Private property is never private in the early church or in the bible as a whole, but is always subject to the well-being of the community.   In fact, biblical theology always subordinates private property to divine prerogatives.  “The earth is the Lord’s and all that is in it, the world, and those who live in it.” (Psalm 24:1)   This is bad news for anyone who believes that unrestrained free enterprise is consistent with biblical economics and spirituality.  The gospel is good news for individuals and calls us to be responsible citizens, good parents, and active in seeking the well-being of our communities.  But, for the gospel to be “good news,” it must also be “social,” that is, calling nations and corporations to place persons over profits and the health of communities over the bottom line.  That’s simple prophetic and gospel ethics, no more and no less!

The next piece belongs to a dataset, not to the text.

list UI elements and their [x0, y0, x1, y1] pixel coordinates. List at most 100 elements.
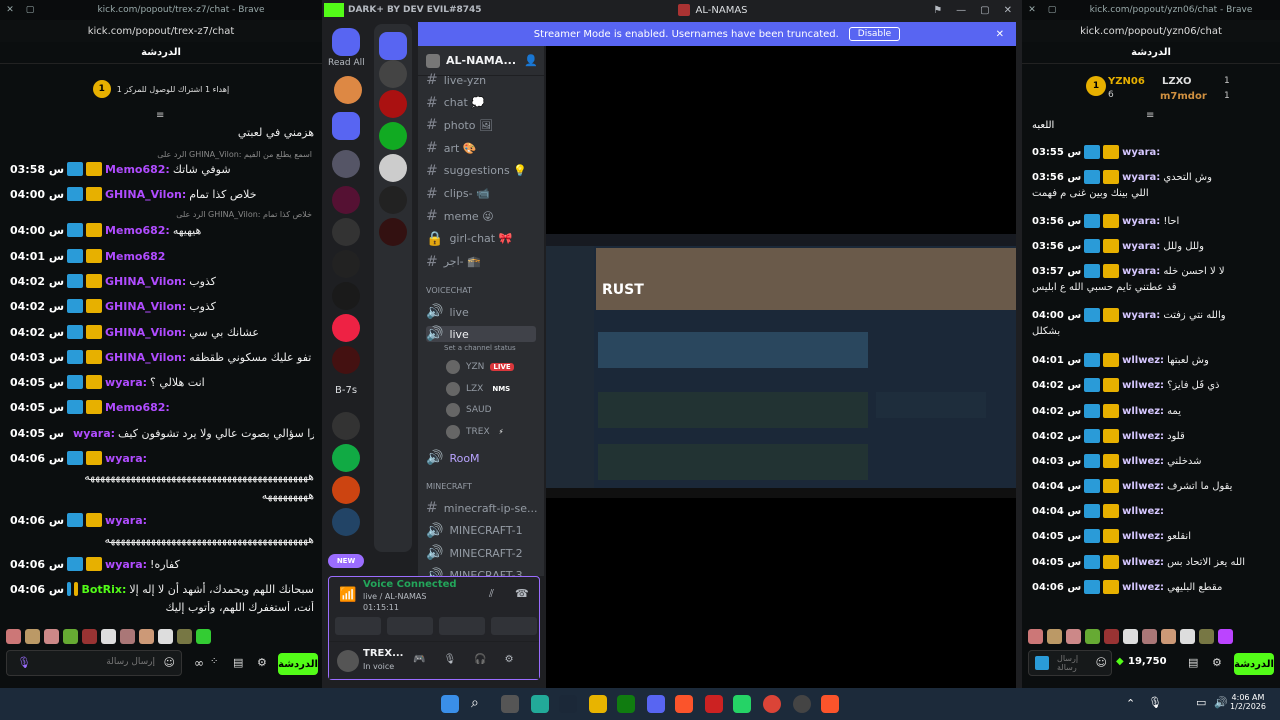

Finally, I would suggest that God calls us forward rather than backward.  I am a big fan of “Andy Griffith,”  “Leave It To Beaver,” and “Father Knows Best.”  But, we simply can’t go back to that world – for beneath the veneer of respectability lay violence against African Americans and homosexuals, male domination, and fallout shelters.  Do we really want to go back to an era before employee provided health care insurance, disability insurance, social security and medicare, and unemployment insurance?  All these initiatives were championed by persons of faith, who saw fidelity to God involving widening, rather than narrowing, the circle of care.  The least biblical thing we can say, it would seem, is “every man or woman for him or herself.”  Indeed, the primary movement of scripture is the expansion of divine revelation, the scope of God’s love, and human ethical responsibility beyond our kin to include the diverse people of the earth, including immigrants and their children.

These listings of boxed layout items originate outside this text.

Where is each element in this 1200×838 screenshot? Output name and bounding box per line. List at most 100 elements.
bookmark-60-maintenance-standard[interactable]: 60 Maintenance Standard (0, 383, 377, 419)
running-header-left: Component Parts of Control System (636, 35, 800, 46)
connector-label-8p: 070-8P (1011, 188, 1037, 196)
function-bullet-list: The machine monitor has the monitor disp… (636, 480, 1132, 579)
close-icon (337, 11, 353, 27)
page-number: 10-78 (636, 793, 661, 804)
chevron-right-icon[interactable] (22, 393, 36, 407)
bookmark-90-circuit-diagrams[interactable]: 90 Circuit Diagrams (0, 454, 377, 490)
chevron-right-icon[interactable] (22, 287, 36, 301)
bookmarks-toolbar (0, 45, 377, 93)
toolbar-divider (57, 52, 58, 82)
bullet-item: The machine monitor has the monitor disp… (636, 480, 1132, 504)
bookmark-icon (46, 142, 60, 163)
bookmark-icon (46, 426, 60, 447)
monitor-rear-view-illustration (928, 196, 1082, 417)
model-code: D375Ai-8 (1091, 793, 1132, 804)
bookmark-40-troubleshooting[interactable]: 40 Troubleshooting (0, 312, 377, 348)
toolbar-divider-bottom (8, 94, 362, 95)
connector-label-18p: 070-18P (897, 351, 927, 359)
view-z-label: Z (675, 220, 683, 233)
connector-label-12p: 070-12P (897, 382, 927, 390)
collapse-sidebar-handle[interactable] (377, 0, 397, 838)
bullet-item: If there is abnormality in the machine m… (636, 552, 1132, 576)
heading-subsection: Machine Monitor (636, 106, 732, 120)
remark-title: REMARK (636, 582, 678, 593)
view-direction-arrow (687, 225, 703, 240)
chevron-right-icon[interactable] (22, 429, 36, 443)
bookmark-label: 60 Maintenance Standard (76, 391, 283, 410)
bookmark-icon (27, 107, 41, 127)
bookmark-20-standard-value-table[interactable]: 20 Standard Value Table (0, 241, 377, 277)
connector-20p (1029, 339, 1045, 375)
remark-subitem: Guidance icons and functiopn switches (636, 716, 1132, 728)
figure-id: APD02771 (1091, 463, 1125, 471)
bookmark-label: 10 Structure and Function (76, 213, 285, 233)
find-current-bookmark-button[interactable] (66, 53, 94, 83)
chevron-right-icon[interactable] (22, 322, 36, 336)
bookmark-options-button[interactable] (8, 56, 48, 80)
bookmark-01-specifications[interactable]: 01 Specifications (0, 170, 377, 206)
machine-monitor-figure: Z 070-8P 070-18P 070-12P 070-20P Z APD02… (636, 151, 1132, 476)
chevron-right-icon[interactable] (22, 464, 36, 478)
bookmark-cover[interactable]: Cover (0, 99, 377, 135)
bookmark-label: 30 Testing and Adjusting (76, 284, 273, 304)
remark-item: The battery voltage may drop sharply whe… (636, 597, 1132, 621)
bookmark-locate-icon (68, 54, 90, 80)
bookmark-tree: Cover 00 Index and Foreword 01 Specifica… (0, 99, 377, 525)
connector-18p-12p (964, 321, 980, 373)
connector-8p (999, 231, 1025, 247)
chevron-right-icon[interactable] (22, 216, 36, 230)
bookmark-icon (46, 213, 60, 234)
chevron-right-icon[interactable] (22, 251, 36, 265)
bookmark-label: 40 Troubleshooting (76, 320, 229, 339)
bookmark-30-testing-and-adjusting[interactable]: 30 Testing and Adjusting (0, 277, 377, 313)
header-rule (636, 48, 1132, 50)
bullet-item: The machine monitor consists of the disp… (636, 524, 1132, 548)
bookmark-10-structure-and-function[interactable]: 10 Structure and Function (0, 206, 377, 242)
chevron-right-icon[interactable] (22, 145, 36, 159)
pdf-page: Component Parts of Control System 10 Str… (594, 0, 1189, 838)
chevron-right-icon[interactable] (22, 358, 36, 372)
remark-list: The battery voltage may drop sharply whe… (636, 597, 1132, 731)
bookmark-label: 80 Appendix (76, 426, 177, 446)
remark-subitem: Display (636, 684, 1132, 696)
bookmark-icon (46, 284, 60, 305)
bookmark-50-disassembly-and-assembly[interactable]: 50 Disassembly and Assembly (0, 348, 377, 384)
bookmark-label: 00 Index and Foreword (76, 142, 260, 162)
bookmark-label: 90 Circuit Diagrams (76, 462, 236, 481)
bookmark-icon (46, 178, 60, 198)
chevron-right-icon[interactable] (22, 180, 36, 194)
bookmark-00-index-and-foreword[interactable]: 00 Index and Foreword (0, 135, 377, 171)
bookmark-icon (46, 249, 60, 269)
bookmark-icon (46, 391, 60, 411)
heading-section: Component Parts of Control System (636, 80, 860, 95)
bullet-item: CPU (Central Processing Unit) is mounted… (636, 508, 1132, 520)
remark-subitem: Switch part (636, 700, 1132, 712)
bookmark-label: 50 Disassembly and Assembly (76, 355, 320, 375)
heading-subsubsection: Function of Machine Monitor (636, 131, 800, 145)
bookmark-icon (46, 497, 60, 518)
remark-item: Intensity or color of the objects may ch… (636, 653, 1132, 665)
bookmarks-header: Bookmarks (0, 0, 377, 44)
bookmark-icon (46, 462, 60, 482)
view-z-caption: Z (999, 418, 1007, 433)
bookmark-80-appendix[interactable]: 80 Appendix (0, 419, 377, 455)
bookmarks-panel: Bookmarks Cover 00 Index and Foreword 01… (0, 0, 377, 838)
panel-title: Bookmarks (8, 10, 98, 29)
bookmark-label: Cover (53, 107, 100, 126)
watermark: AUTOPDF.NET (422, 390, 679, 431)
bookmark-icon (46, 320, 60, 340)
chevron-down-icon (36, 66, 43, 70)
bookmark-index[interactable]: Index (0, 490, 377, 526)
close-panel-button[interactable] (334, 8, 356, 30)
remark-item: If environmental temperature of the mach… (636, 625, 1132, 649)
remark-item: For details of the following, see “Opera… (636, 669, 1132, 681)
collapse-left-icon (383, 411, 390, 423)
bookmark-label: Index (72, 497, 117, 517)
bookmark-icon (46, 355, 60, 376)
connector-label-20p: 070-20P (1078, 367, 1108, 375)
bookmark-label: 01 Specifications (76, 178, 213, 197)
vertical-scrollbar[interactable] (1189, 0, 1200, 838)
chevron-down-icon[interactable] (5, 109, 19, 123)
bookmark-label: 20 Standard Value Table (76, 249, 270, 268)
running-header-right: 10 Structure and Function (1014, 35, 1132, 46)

I believe that God calls us forward precisely in the changing world in which we live.  We must be faithful for just such a time as this, not an earlier era.  Divine providence is not found in the selection of date for an event, but in our openness to God’s forward moving vision in the midst of pluralism, economic inequality, social injustice, and the reality that the USA Empire is over, and that we must claim creatively our new role as a great nation among other great nations.

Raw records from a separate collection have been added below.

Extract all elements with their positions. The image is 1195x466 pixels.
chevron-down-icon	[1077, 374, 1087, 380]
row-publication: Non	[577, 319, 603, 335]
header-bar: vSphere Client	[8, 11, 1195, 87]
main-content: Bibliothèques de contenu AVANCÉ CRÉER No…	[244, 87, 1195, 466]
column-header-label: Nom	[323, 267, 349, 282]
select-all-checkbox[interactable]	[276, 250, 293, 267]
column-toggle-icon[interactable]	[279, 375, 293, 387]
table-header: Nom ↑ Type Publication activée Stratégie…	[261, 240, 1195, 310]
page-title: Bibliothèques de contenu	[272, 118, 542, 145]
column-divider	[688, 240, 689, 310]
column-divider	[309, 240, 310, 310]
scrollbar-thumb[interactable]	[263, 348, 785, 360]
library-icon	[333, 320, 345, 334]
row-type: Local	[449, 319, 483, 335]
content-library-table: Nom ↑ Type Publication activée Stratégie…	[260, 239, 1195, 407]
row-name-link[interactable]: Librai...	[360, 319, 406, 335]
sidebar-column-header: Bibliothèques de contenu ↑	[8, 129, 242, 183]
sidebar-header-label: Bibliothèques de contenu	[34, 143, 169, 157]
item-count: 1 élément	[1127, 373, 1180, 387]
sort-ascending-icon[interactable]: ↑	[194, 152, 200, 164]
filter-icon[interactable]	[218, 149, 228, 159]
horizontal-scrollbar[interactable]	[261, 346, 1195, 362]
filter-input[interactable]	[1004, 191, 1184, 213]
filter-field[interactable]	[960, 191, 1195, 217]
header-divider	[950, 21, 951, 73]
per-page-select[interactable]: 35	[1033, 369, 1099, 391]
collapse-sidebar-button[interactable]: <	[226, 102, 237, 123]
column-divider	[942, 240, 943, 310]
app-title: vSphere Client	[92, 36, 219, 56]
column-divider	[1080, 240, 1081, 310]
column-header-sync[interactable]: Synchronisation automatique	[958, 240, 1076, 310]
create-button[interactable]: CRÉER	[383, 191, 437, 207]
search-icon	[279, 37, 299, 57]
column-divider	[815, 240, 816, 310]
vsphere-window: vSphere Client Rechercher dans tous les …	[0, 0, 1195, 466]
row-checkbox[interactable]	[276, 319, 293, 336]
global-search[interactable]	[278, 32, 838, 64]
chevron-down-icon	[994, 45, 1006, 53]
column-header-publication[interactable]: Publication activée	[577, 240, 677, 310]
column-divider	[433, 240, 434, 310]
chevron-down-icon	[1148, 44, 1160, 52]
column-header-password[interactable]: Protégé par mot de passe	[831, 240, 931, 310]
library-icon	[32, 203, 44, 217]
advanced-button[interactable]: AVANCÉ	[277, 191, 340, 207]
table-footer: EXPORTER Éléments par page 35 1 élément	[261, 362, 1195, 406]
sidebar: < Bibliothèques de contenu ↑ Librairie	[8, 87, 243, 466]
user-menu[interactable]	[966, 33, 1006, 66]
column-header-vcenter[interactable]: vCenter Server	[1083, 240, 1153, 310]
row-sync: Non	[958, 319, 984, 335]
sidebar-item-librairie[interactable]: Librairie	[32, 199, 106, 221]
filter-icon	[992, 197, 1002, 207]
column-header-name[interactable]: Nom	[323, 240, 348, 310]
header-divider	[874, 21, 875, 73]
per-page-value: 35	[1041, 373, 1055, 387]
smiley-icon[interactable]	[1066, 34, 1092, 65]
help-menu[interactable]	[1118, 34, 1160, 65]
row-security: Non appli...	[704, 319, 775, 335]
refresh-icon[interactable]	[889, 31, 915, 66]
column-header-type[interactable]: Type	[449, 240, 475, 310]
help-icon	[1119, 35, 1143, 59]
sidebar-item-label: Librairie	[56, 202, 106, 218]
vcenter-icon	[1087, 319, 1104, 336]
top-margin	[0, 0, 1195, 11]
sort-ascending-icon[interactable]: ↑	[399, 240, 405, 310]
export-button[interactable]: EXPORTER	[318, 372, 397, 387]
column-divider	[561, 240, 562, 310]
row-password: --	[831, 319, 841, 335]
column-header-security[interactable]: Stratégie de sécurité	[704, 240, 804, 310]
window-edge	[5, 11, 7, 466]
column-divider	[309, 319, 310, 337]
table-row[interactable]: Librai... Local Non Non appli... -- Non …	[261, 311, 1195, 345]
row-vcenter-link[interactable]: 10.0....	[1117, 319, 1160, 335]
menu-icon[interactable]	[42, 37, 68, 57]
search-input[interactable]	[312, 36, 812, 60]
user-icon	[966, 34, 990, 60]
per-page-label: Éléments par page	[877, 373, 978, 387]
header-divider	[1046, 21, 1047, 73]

Faithfulness to God today involves world loyalty and the willingness to sacrifice for the well-being of vulnerable persons and an equally vulnerable planet.   Individual initiative, creativity, and freedom are important and essential to the good life, but they always exist in the context of caring for God by supporting the least of these and seeking to be God’s partners in healing the earth, economically, politically, and spiritually.  The only gospel worth following is social, despite Beck’s revisionism: “let justice roll down like waters, righteousness like an everflowing stream.” (Amos 5:24)

Bruce Epperly is Professor of Practical Theology and Director of Continuing Education at Lancaster Theological Seminary.  He is the author of seventeen books, including Holy Adventure: 41 Days of Audacious Living,  a progressive spiritual response to Rick Warren’s Purpose Driven Life and Tending to the Holy: The Practice of the Presence of God in Ministry, written with Kate Epperly, selected as the 2009 Book of the Year by the Academy of Parish Clergy. His most recent book is From a Mustard Seed: Enlivening Worship and Music in the Small Church, written with Daryl Hollinger.